I think that it's irrelevant, truly small stuff, to look for explanations, scapegoats or to pinpoint various errors along England's performances at World Cup and European Championship tournaments as these events are always a crash waiting to happen, irrespective of the man in charge, but to concentrate instead and address deeper ailments at grassroots level in English football. I saw a couple of times in London parks as coaches were drilling kids into 5 a side or, shockingly, even 11 a side quite competitive games on muddy pitches, when almost lashing with rain. That's not a good way to get the basics right, that most important ball control technique and body movement with or without possession... May be even some senior squad members have kept over the years in their baggage a few not quite well taught basics, by the way they are stiffly passing the ball or by their space unawareness.

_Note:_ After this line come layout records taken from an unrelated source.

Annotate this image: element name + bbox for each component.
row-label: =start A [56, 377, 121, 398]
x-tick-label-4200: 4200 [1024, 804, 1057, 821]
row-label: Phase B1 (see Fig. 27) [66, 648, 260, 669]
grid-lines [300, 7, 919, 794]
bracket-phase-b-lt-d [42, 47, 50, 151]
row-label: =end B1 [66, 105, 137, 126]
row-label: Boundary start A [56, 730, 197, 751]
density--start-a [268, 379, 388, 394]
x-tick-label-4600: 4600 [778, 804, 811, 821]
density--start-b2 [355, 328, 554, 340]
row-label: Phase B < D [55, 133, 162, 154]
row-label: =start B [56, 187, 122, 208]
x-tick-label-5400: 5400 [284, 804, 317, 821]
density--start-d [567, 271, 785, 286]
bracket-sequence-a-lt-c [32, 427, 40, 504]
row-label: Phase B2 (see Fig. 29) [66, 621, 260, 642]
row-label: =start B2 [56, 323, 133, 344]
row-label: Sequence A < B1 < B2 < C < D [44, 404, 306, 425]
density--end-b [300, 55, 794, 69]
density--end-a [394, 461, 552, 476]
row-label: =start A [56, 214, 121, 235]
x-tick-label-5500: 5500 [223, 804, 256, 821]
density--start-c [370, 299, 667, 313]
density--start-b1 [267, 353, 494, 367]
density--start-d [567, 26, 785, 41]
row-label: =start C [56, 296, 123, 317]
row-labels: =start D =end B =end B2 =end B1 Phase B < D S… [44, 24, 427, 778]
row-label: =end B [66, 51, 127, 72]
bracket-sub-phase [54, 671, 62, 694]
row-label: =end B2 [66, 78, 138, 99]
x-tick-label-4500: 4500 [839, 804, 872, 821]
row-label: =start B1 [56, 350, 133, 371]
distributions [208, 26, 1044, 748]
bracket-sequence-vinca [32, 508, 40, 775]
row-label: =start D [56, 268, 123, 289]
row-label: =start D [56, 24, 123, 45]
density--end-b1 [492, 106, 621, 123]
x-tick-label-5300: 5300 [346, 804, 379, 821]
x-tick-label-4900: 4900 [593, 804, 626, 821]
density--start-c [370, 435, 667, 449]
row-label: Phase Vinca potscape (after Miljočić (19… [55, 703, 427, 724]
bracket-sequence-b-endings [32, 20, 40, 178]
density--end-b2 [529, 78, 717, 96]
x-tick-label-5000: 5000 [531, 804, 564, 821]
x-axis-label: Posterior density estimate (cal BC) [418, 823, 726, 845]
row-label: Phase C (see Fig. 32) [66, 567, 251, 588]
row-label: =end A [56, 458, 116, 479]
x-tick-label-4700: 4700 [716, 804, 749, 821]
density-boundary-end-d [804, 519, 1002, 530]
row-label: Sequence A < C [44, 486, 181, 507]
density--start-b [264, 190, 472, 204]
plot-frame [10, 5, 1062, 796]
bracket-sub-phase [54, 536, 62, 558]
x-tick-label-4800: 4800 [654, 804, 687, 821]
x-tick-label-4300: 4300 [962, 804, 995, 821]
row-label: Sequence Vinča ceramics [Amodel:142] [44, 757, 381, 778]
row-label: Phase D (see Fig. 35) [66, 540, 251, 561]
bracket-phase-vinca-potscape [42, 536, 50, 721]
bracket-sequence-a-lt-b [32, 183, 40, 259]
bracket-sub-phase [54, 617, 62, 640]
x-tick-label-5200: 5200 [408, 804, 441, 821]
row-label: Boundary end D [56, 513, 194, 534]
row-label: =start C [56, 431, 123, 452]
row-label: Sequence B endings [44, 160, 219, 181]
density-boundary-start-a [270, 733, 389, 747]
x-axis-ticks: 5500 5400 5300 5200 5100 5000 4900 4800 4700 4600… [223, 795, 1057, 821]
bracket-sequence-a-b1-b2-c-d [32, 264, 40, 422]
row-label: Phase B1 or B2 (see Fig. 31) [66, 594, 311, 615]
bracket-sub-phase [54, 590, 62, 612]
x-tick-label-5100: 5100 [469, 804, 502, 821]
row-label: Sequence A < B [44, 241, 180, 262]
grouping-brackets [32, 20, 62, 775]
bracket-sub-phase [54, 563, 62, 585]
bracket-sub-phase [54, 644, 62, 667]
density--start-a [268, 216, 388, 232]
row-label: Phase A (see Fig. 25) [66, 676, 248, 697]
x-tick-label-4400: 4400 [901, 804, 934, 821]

There is an overall problem of mobility and restrained body movement with the English players. All the rest is just bad press hype, unrealistic expectations and an unending illusion that Harry Redknapp or else can truly deliver better than a for example much maligned for nothing three times quarter-finalist Sven Goran. I am a foreign sports journalist following the British game and I was told over the years by a few former players in the Romanian game to look at the way British defenders are at times contorting themselves for a simple pass ALWAYS with the inside of their boot. It's a drag from the school days when they got it a bit wrong.

Robin Carmody said...

Indeed.

I don't usually read Football365 because I don't like the pro-Sky stance and use of the word "Scotch", but it had a good article some time back about why 1966 ruined English football forever, and everything would have been so much better had it never happened - the way it created an illusion that the English Way would be enough forever (even though the English Way had already been humiliated by Hungary 13 years earlier, and the '66 win was only made possible by structural reforms to the national side which have been needed so often since but have rarely actually happened).

Meanwhile, ITV1 have a programme on Sunday called 'Gazza's Tears - The Night That Changed Football'. I won't watch it - it will no doubt be full of Premier League/plutocratic self-justification, and will surely not mention the *other* key legacy of the 1990 World Cup (for which, although it's about a different match the year before, you need to look to Jason Cowley's 'The Last Game'): the submergence of the old middle-class culture by the *exact same* forces that have done for the old working-class culture, and the surrender of both to the market (in the former case, led by "Nessun Dorma" and the resultant classical crossover phenomenon).

And yet even that would probably have happened anyway, when you give it further thought: the tide of Thatcherism was already crushing middle-class resistance to mass commercialism, and had already liquidated the old collectivist working-class culture (which was a much bigger reason for football's poor image in the mid-80s than most want to admit). If it hadn't been the 1990 World Cup (and Liverpool v Arsenal 1989) it would have been something else. The global capitalist forces which have *really* changed football would have been unleashed anyway. No surprise that ITV1 doesn't want to talk about them, then.

DBC Reed said...

In retrospect,there is a lot to a lions(players) and donkeys(officials) reading of this situation.Had England gone into half-time on equal terms as they deserved ,even bone-head Capello would have realised that the defence needed shoring up (it had only let in one goal ,and then freakishly,in the previous 270 mins play).Instead our pell -mell attack left us open at the back.
So the players had to contend with stupid match officials;stupid FIFA officials who had banned goalmouth technology;the stupid FA who had appointed the unsuitably authoritarian Capello; the stupid Premier league with their energy sapping season (they were supposed to cut down to 18 clubs)and no winter break.
As in the First World War the French showed what to do with this kind of crap.